Many forget rapper Eazy-E's warning AIDS: Statistics show that while other groups are successfully dealing with HIV, blacks are dying faster than ever. The question is, why?

November 16, 1997|By Rosemary Harris

Who remembers Eric Wright?

Who remembers that swagger? That Jheri-Curl? That AK-47 he used in his publicity shots?

Who remembers that rapper who made a name rhyming about his "ruthless" Compton, Calif., lifestyle - about wild women, 40-ounce bottles of St. Ides malt liquor and shootouts with high-caliber weapons?

Who remembers how Eric Wright, more popularly known as "Eazy-E" of the gangsta rap quintet N.W.A., died?

On March 26, 1995, at age 31, Eric Wright died from complications of the AIDS virus.

Remember?

His death was front page news because of his celebrity, because of the way he lived, and yes, because of the way he died.

Eric Wright should have become a poster child for acquired immune deficiency syndrome and human immunodeficiency virus prevention, especially in black America, where the diminutive rapper was larger than life in some circles.

He even released a statement that, in part, said: "Abstain from sex and abstain from intravenous drug use. But if you do those things, remember to wear a latex condom and remember to never share a needle."

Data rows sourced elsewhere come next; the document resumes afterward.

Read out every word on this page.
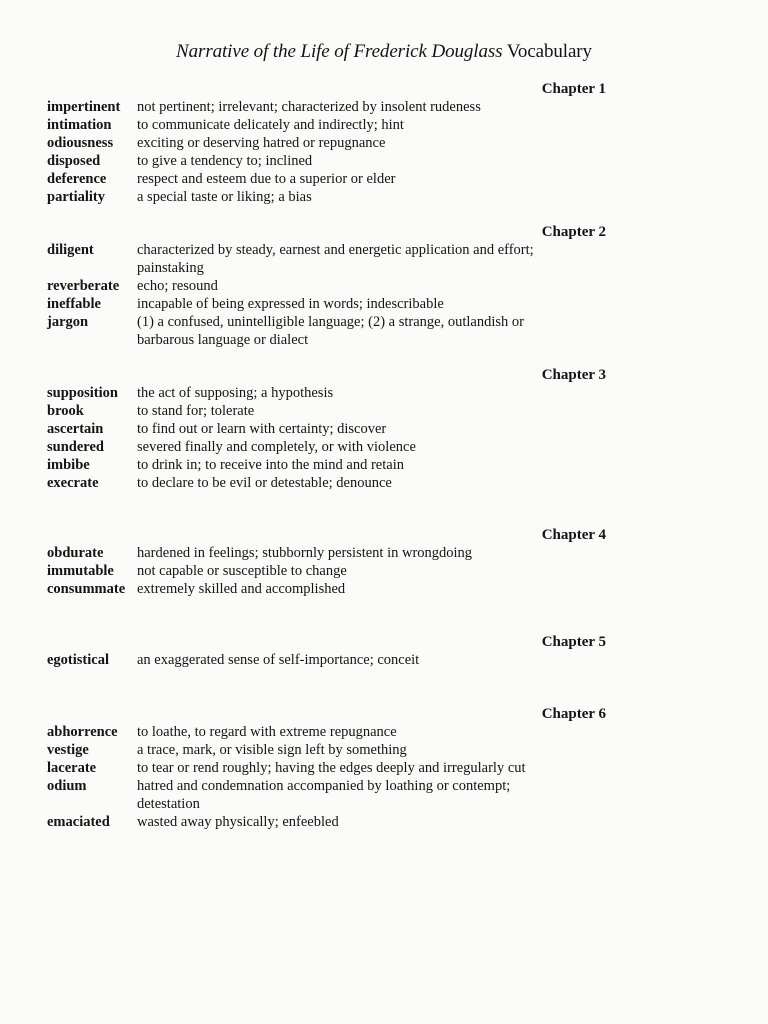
Narrative of the Life of Frederick Douglass Vocabulary
Chapter 1
impertinent	not pertinent; irrelevant; characterized by insolent rudeness
intimation	to communicate delicately and indirectly; hint
odiousness	exciting or deserving hatred or repugnance
disposed	to give a tendency to; inclined
deference	respect and esteem due to a superior or elder
partiality	a special taste or liking; a bias
Chapter 2
diligent	characterized by steady, earnest and energetic application and effort; painstaking
reverberate	echo; resound
ineffable	incapable of being expressed in words; indescribable
jargon	(1) a confused, unintelligible language; (2) a strange, outlandish or barbarous language or dialect
Chapter 3
supposition	the act of supposing; a hypothesis
brook	to stand for; tolerate
ascertain	to find out or learn with certainty; discover
sundered	severed finally and completely, or with violence
imbibe	to drink in; to receive into the mind and retain
execrate	to declare to be evil or detestable; denounce
Chapter 4
obdurate	hardened in feelings; stubbornly persistent in wrongdoing
immutable	not capable or susceptible to change
consummate extremely skilled and accomplished
Chapter 5
egotistical	an exaggerated sense of self-importance; conceit
Chapter 6
abhorrence	to loathe, to regard with extreme repugnance
vestige	a trace, mark, or visible sign left by something
lacerate	to tear or rend roughly; having the edges deeply and irregularly cut
odium	hatred and condemnation accompanied by loathing or contempt; detestation
emaciated	wasted away physically; enfeebled
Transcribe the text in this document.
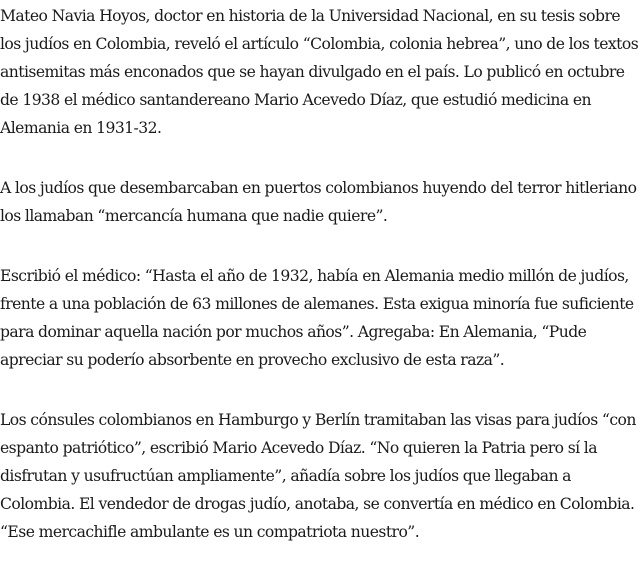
Mateo Navia Hoyos, doctor en historia de la Universidad Nacional, en su tesis sobre los judíos en Colombia, reveló el artículo “Colombia, colonia hebrea”, uno de los textos antisemitas más enconados que se hayan divulgado en el país. Lo publicó en octubre de 1938 el médico santandereano Mario Acevedo Díaz, que estudió medicina en Alemania en 1931-32.

A los judíos que desembarcaban en puertos colombianos huyendo del terror hitleriano los llamaban “mercancía humana que nadie quiere”.

Escribió el médico: “Hasta el año de 1932, había en Alemania medio millón de judíos, frente a una población de 63 millones de alemanes. Esta exigua minoría fue suficiente para dominar aquella nación por muchos años”. Agregaba: En Alemania, “Pude apreciar su poderío absorbente en provecho exclusivo de esta raza”.

Los cónsules colombianos en Hamburgo y Berlín tramitaban las visas para judíos “con espanto patriótico”, escribió Mario Acevedo Díaz. “No quieren la Patria pero sí la disfrutan y usufructúan ampliamente”, añadía sobre los judíos que llegaban a Colombia. El vendedor de drogas judío, anotaba, se convertía en médico en Colombia. “Ese mercachifle ambulante es un compatriota nuestro”.
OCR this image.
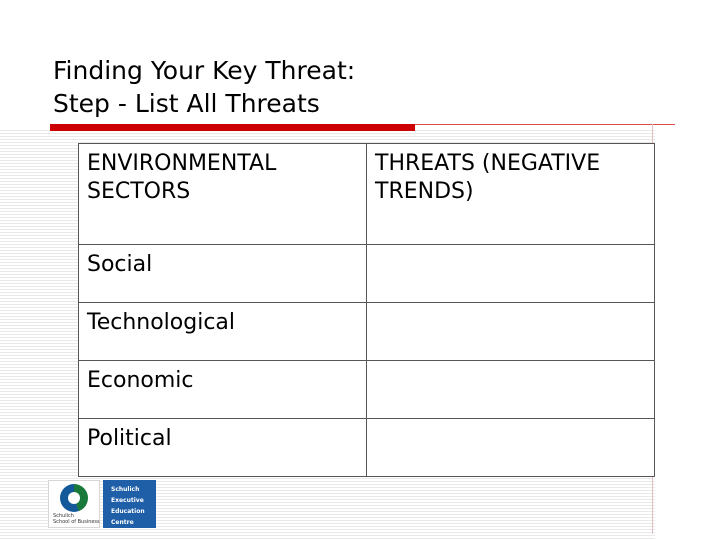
Finding Your Key Threat:
Step - List All Threats
ENVIRONMENTAL SECTORS	THREATS (NEGATIVE TRENDS)
Social	
Technological	
Economic	
Political	
Schulich
School of Business
Schulich
Executive
Education
Centre
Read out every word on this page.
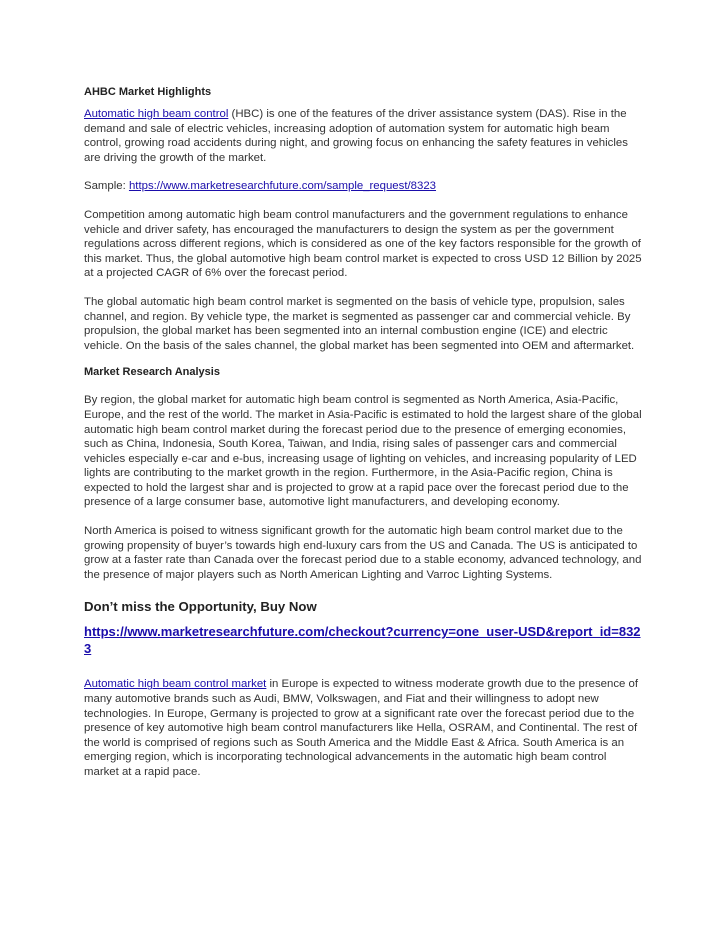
AHBC Market Highlights

Automatic high beam control (HBC) is one of the features of the driver assistance system (DAS). Rise in the demand and sale of electric vehicles, increasing adoption of automation system for automatic high beam control, growing road accidents during night, and growing focus on enhancing the safety features in vehicles are driving the growth of the market.

Sample: https://www.marketresearchfuture.com/sample_request/8323

Competition among automatic high beam control manufacturers and the government regulations to enhance vehicle and driver safety, has encouraged the manufacturers to design the system as per the government regulations across different regions, which is considered as one of the key factors responsible for the growth of this market. Thus, the global automotive high beam control market is expected to cross USD 12 Billion by 2025 at a projected CAGR of 6% over the forecast period.

The global automatic high beam control market is segmented on the basis of vehicle type, propulsion, sales channel, and region. By vehicle type, the market is segmented as passenger car and commercial vehicle. By propulsion, the global market has been segmented into an internal combustion engine (ICE) and electric vehicle. On the basis of the sales channel, the global market has been segmented into OEM and aftermarket.

Market Research Analysis

By region, the global market for automatic high beam control is segmented as North America, Asia-Pacific, Europe, and the rest of the world. The market in Asia-Pacific is estimated to hold the largest share of the global automatic high beam control market during the forecast period due to the presence of emerging economies, such as China, Indonesia, South Korea, Taiwan, and India, rising sales of passenger cars and commercial vehicles especially e-car and e-bus, increasing usage of lighting on vehicles, and increasing popularity of LED lights are contributing to the market growth in the region. Furthermore, in the Asia-Pacific region, China is expected to hold the largest shar and is projected to grow at a rapid pace over the forecast period due to the presence of a large consumer base, automotive light manufacturers, and developing economy.

North America is poised to witness significant growth for the automatic high beam control market due to the growing propensity of buyer’s towards high end-luxury cars from the US and Canada. The US is anticipated to grow at a faster rate than Canada over the forecast period due to a stable economy, advanced technology, and the presence of major players such as North American Lighting and Varroc Lighting Systems.

Don’t miss the Opportunity, Buy Now

https://www.marketresearchfuture.com/checkout?currency=one_user-USD&report_id=8323

Automatic high beam control market in Europe is expected to witness moderate growth due to the presence of many automotive brands such as Audi, BMW, Volkswagen, and Fiat and their willingness to adopt new technologies. In Europe, Germany is projected to grow at a significant rate over the forecast period due to the presence of key automotive high beam control manufacturers like Hella, OSRAM, and Continental. The rest of the world is comprised of regions such as South America and the Middle East & Africa. South America is an emerging region, which is incorporating technological advancements in the automatic high beam control market at a rapid pace.
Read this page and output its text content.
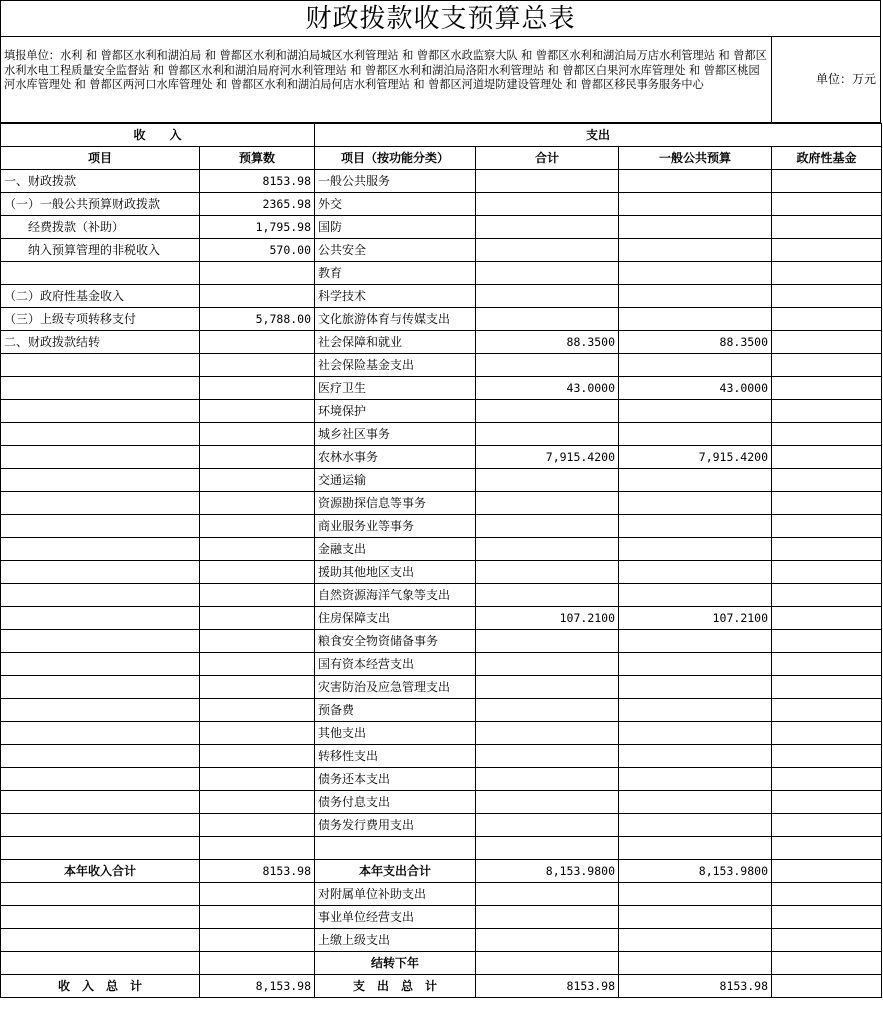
财政拨款收支预算总表
填报单位：水利 和 曾都区水利和湖泊局 和 曾都区水利和湖泊局城区水利管理站 和 曾都区水政监察大队 和 曾都区水利和湖泊局万店水利管理站 和 曾都区水利水电工程质量安全监督站 和 曾都区水利和湖泊局府河水利管理站 和 曾都区水利和湖泊局洛阳水利管理站 和 曾都区白果河水库管理处 和 曾都区桃园河水库管理处 和 曾都区两河口水库管理处 和 曾都区水利和湖泊局何店水利管理站 和 曾都区河道堤防建设管理处 和 曾都区移民事务服务中心	单位：万元
收　　入		支出			
项目	预算数	项目（按功能分类）	合计	一般公共预算	政府性基金
一、财政拨款	8153.98	一般公共服务			
（一）一般公共预算财政拨款	2365.98	外交			
　　经费拨款（补助）	1,795.98	国防			
　　纳入预算管理的非税收入	570.00	公共安全			
		教育			
（二）政府性基金收入		科学技术			
（三）上级专项转移支付	5,788.00	文化旅游体育与传媒支出			
二、财政拨款结转		社会保障和就业	88.3500	88.3500	
		社会保险基金支出			
		医疗卫生	43.0000	43.0000	
		环境保护			
		城乡社区事务			
		农林水事务	7,915.4200	7,915.4200	
		交通运输			
		资源勘探信息等事务			
		商业服务业等事务			
		金融支出			
		援助其他地区支出			
		自然资源海洋气象等支出			
		住房保障支出	107.2100	107.2100	
		粮食安全物资储备事务			
		国有资本经营支出			
		灾害防治及应急管理支出			
		预备费			
		其他支出			
		转移性支出			
		债务还本支出			
		债务付息支出			
		债务发行费用支出			

本年收入合计	8153.98	本年支出合计	8,153.9800	8,153.9800	
		对附属单位补助支出			
		事业单位经营支出			
		上缴上级支出			
		结转下年			
收　入　总　计	8,153.98	支　出　总　计	8153.98	8153.98	
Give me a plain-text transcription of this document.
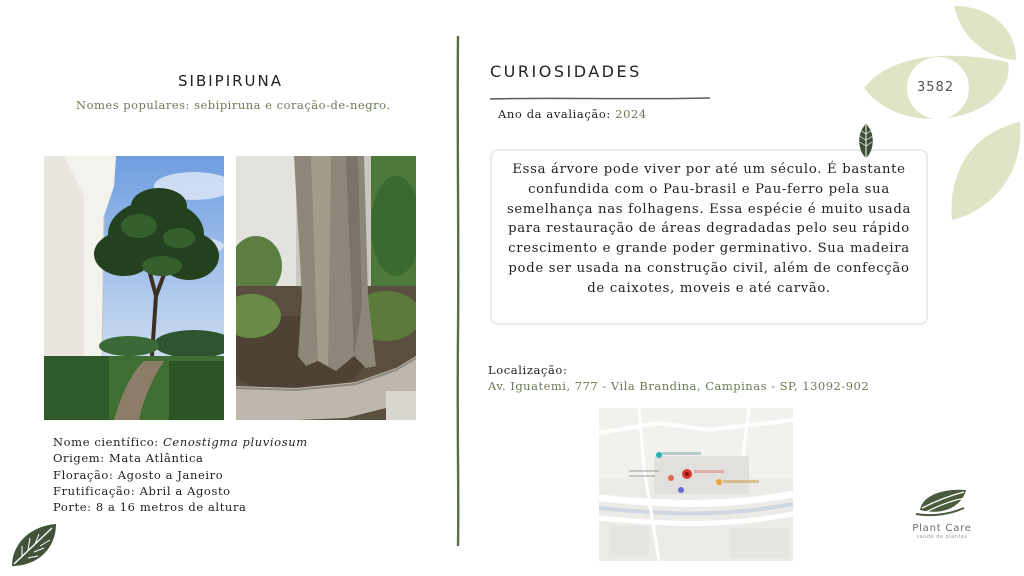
SIBIPIRUNA
Nomes populares: sebipiruna e coração-de-negro.
Nome científico: Cenostigma pluviosum
Origem: Mata Atlântica
Floração: Agosto a Janeiro
Frutificação: Abril a Agosto
Porte: 8 a 16 metros de altura
CURIOSIDADES
Ano da avaliação: 2024
Essa árvore pode viver por até um século. É bastante confundida com o Pau-brasil e Pau-ferro pela sua semelhança nas folhagens. Essa espécie é muito usada para restauração de áreas degradadas pelo seu rápido crescimento e grande poder germinativo. Sua madeira pode ser usada na construção civil, além de confecção de caixotes, moveis e até carvão.
Localização:
Av. Iguatemi, 777 - Vila Brandina, Campinas - SP, 13092-902
3582
Plant Care
saúde de plantas
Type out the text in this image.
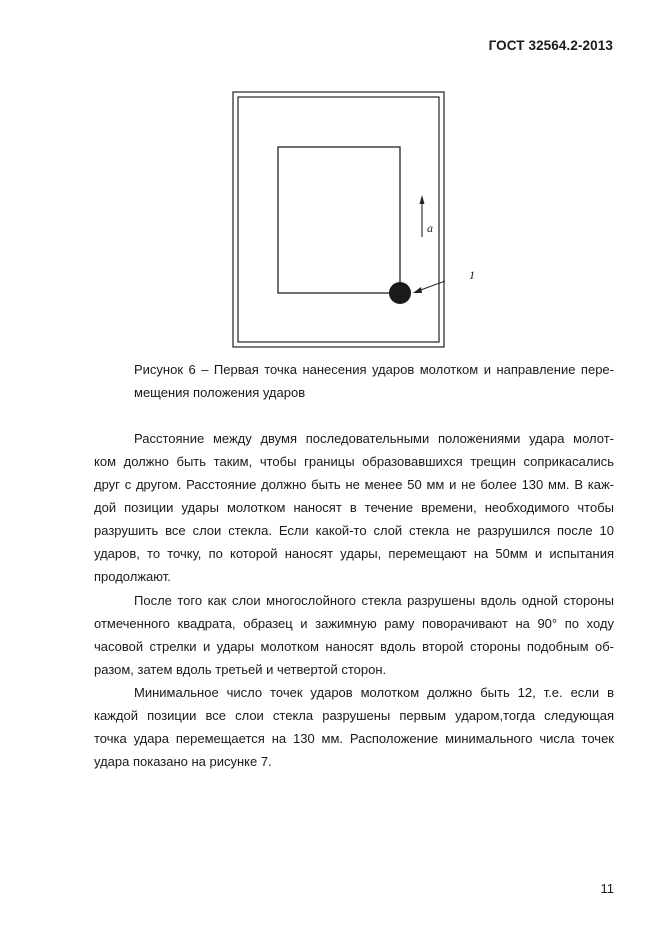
ГОСТ 32564.2-2013
a
1
Рисунок 6 – Первая точка нанесения ударов молотком и направление пере-
мещения положения ударов

Расстояние между двумя последовательными положениями удара молот-
ком должно быть таким, чтобы границы образовавшихся трещин соприкасались
друг с другом. Расстояние должно быть не менее 50 мм и не более 130 мм. В каж-
дой позиции удары молотком наносят в течение времени, необходимого чтобы
разрушить все слои стекла. Если какой-то слой стекла не разрушился после 10
ударов, то точку, по которой наносят удары, перемещают на 50мм и испытания
продолжают.

После того как слои многослойного стекла разрушены вдоль одной стороны
отмеченного квадрата, образец и зажимную раму поворачивают на 90° по ходу
часовой стрелки и удары молотком наносят вдоль второй стороны подобным об-
разом, затем вдоль третьей и четвертой сторон.

Минимальное число точек ударов молотком должно быть 12, т.е. если в
каждой позиции все слои стекла разрушены первым ударом,тогда следующая
точка удара перемещается на 130 мм. Расположение минимального числа точек
удара показано на рисунке 7.

11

The news shows that many forgot.

African-Americans are becoming infected with HIV, and dying of AIDS, at a greater rate than any other part of the population.

I'm troubled when anyone dies needlessly - famous or anonymous, black, white or otherwise. But this AIDS thing in the black community is particularly troubling.

While statistics show that others are successfully battling HIV, black folks are dying faster than ever. Why are African-Americans losing the struggle against HIV? Sociologists and medical professionals note lots of reasons.

* Reason No. 1: Black people are in denial.

* Reason No. 2: Black people are suspicious of the medical profession.

* Reason No. 3: Black people believe we don't get AIDS because AIDS is a white, homosexual male disease.

We ought to look a bit closer.

The Centers for Disease Control and Prevention in Atlanta says every black person should know three words:

AIDS doesn't discriminate.

Most of the women in this country with AIDS are African-American.

The majority of the babies in this country with AIDS are African-American.

The fastest-growing group of teen-agers in this country with AIDS is African-American.

People are not at risk because of their race or ethnicity. People are at risk because of their behaviors.

People are at risk because few are willing to talk about this.

Who remembers when homicide was the leading cause of death for African-American males?

Well, forget that.

Now it's AIDS.

Rosemary Harris is a columnist for The Gazette of Colorado Springs, Colo.